Fast track (FT) protocols,
which include early feeding and ambulation, have been developed to reduce
length of stay for ostomy patients. This prospective, case matched study
evaluated data for 98 patient pairs matched for procedure type, age, gender,
and diagnosis. Surgical procedures included a total proctocolectomy and
pouch creation or completion proctectomy and pouch creation. Additional
matched features included the presence or absence of a diverting ileostomy.
Five additional patients who had a pouch revision were included to evaluate
the relationship between success and failure of FT protocols to decrease
LOS. Patients were followed up for more than a year and a half. A total of
83 matched pairs were evaluated for cost comparisons.
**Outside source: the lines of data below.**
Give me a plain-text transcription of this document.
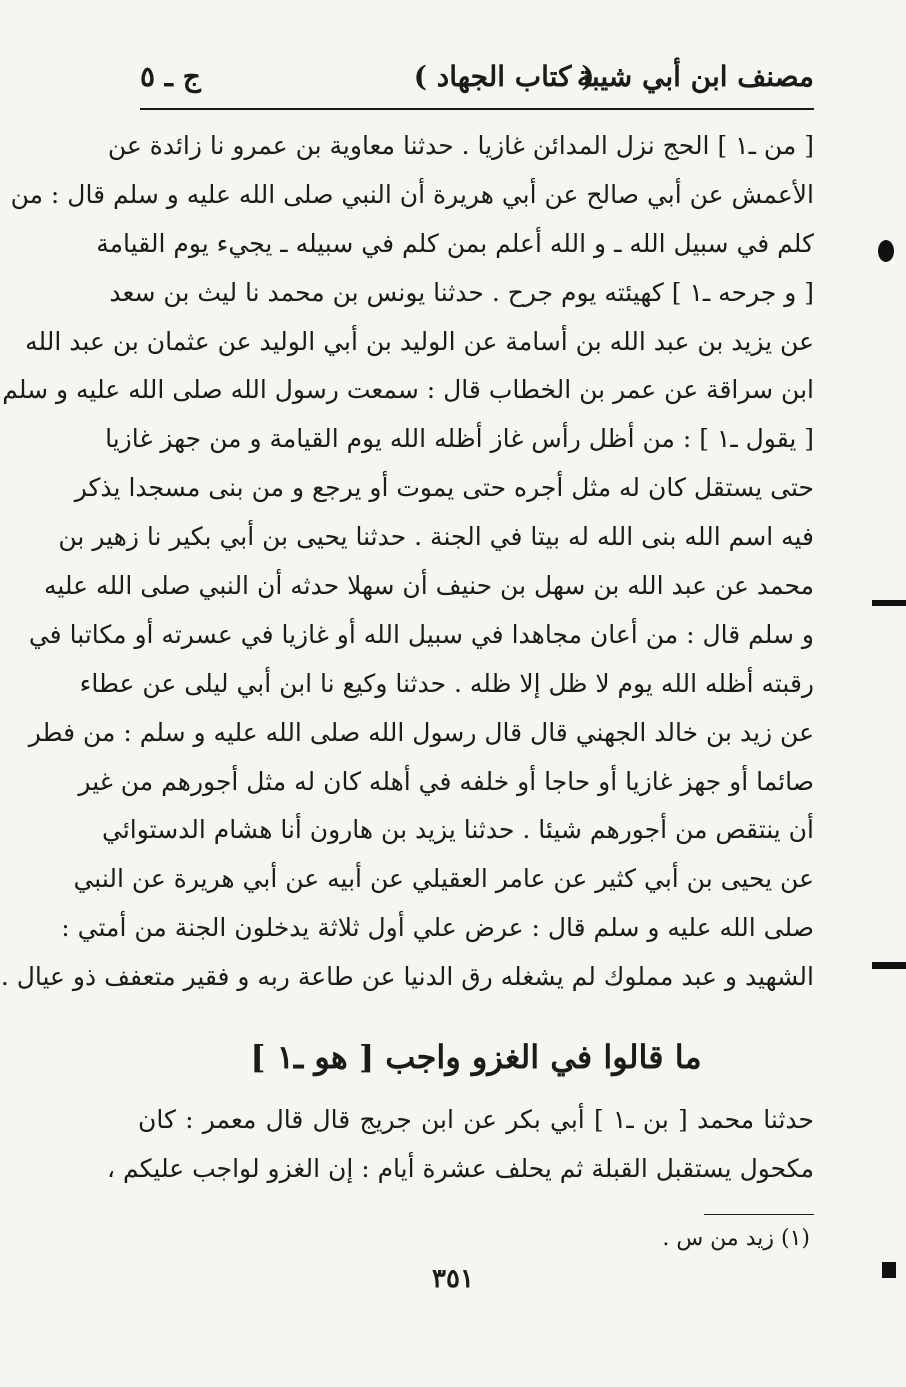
مصنف ابن أبي شيبة
( كتاب الجهاد )
ج ـ ٥
[ من ـ١ ] الحج نزل المدائن غازيا . حدثنا معاوية بن عمرو نا زائدة عن
الأعمش عن أبي صالح عن أبي هريرة أن النبي صلى الله عليه و سلم قال : من
كلم في سبيل الله ـ و الله أعلم بمن كلم في سبيله ـ يجيء يوم القيامة
[ و جرحه ـ١ ] كهيئته يوم جرح . حدثنا يونس بن محمد نا ليث بن سعد
عن يزيد بن عبد الله بن أسامة عن الوليد بن أبي الوليد عن عثمان بن عبد الله
ابن سراقة عن عمر بن الخطاب قال : سمعت رسول الله صلى الله عليه و سلم
[ يقول ـ١ ] : من أظل رأس غاز أظله الله يوم القيامة و من جهز غازيا
حتى يستقل كان له مثل أجره حتى يموت أو يرجع و من بنى مسجدا يذكر
فيه اسم الله بنى الله له بيتا في الجنة . حدثنا يحيى بن أبي بكير نا زهير بن
محمد عن عبد الله بن سهل بن حنيف أن سهلا حدثه أن النبي صلى الله عليه
و سلم قال : من أعان مجاهدا في سبيل الله أو غازيا في عسرته أو مكاتبا في
رقبته أظله الله يوم لا ظل إلا ظله . حدثنا وكيع نا ابن أبي ليلى عن عطاء
عن زيد بن خالد الجهني قال قال رسول الله صلى الله عليه و سلم : من فطر
صائما أو جهز غازيا أو حاجا أو خلفه في أهله كان له مثل أجورهم من غير
أن ينتقص من أجورهم شيئا . حدثنا يزيد بن هارون أنا هشام الدستوائي
عن يحيى بن أبي كثير عن عامر العقيلي عن أبيه عن أبي هريرة عن النبي
صلى الله عليه و سلم قال : عرض علي أول ثلاثة يدخلون الجنة من أمتي :
الشهيد و عبد مملوك لم يشغله رق الدنيا عن طاعة ربه و فقير متعفف ذو عيال .
ما قالوا في الغزو واجب [ هو ـ١ ]
حدثنا محمد [ بن ـ١ ] أبي بكر عن ابن جريج قال قال معمر : كان
مكحول يستقبل القبلة ثم يحلف عشرة أيام : إن الغزو لواجب عليكم ،
(١) زيد من س .
٣٥١
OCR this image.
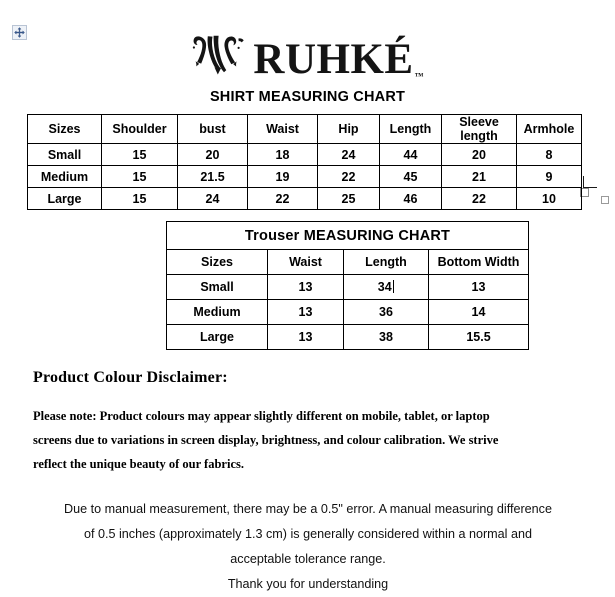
RUHKÉ ™
SHIRT MEASURING CHART
Sizes	Shoulder	bust	Waist	Hip	Length	Sleeve length	Armhole
Small	15	20	18	24	44	20	8
Medium	15	21.5	19	22	45	21	9
Large	15	24	22	25	46	22	10
Trouser MEASURING CHART			
Sizes	Waist	Length	Bottom Width
Small	13	34	13
Medium	13	36	14
Large	13	38	15.5
Product Colour Disclaimer:
Please note: Product colours may appear slightly different on mobile, tablet, or laptop
screens due to variations in screen display, brightness, and colour calibration. We strive
reflect the unique beauty of our fabrics.
Due to manual measurement, there may be a 0.5" error. A manual measuring difference
of 0.5 inches (approximately 1.3 cm) is generally considered within a normal and
acceptable tolerance range.
Thank you for understanding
Patient education about FT
protocols and milestones were seen as essential features of the program to
improve patient adherence. The FT protocols included patient instructions
prior to surgery so that they would know what to expect as postoperative
milestones and what was expected of them. The summary of FT versus control
instructions are shown in the table below.
Instructions |
Fast Track |
Control |
Pre-surgery |
Oral liquids offered, patient asked to sit in
chair and walk; stoma nurse provides pre-operative advice |
No supporting information provided |
Post surgery |
Oro-gastric tubes removed before extubation |
Naso-gastric tube removed 1-2 days after
surgery |
Day 1 post-surgery: Walking at least 5 times
around nursing floor, offered solid food (if tolerated) and liquids
with or without indicators of intestinal function
Day 2 post-surgery:
Teaching visits initiated |
Day 1 post-surgery: Sitting out of bed
Day 2 post-surgery: Walking
Diet withheld until signs of return of intestinal
function
Oral analgesia started when liquids were
tolerated |
Discharge from hospital |
After passing flatus or stool, able to drink
and eat solid foods, and comfortable on oral analgesia |
|
Not discharged from hospital |
Not comfortable with discharge plans (added
12-24 hours) or did not meet criteria for discharge |
|
Patients discharged within
five days were considered successes on FT protocols and patients staying
longer than five days were considered FT failure. FT success was achieved in
79 of the 98 FT patients. FT failure for the remaining 24 patients was
associated with male gender and FT failure seemed suggestive of a more
complicated recovery, with a higher rate of readmissions than patients with
FT success. The authors suggested that there may be a set of criteria that
could identify patients who would benefit most from FT protocols.
The median length of stay
(LOS) was not significantly different between FT and control groups. When
the LOS was broken down by days in hospital (less than 3 days and less than
4 days), there were more patients discharged in less than 3 days and in less
than 4 days in the FT group compared with the control group. It was
suggested that because research on fast-track protocols had taken place in
their facilities, some of the physicians who were not using strict FT
protocols may have incorporated some of the principles into their practice
and already lowered LOS for their patients, which may have affected the
comparison.
Another concern about FT
protocols includes the possibility that less direct care after discharge may
lead to a delay in the recognition of complications or other problems that
may require medical attention. However, the readmission rates were similar
between the two groups. The use of FT protocols to reduce length of stay did
not increase complications or to other issues that led to readmission and
reoperation, particularly in patients who were able to comply with the
protocols. The authors suggest that failure with the protocol may predict
higher incidence of complications.
The FT protocols were
associated with a reduction in direct 30-day expenses of approximately
$1,000 ($5,692 for 83 FT patients versus $6,672 for matched control group
patients). Reduced expenses were primarily associated with reduced nursing
care and other issues associated with length of stay.
Study
limitations include the lack of homogeneity of protocols for the control
patients and that different surgeons were involved in the FT versus the
control group care. However, the authors note that careful matching of the
patients should have been able to overcome the differences between a strict
FT protocol and variations in care provided in the control group.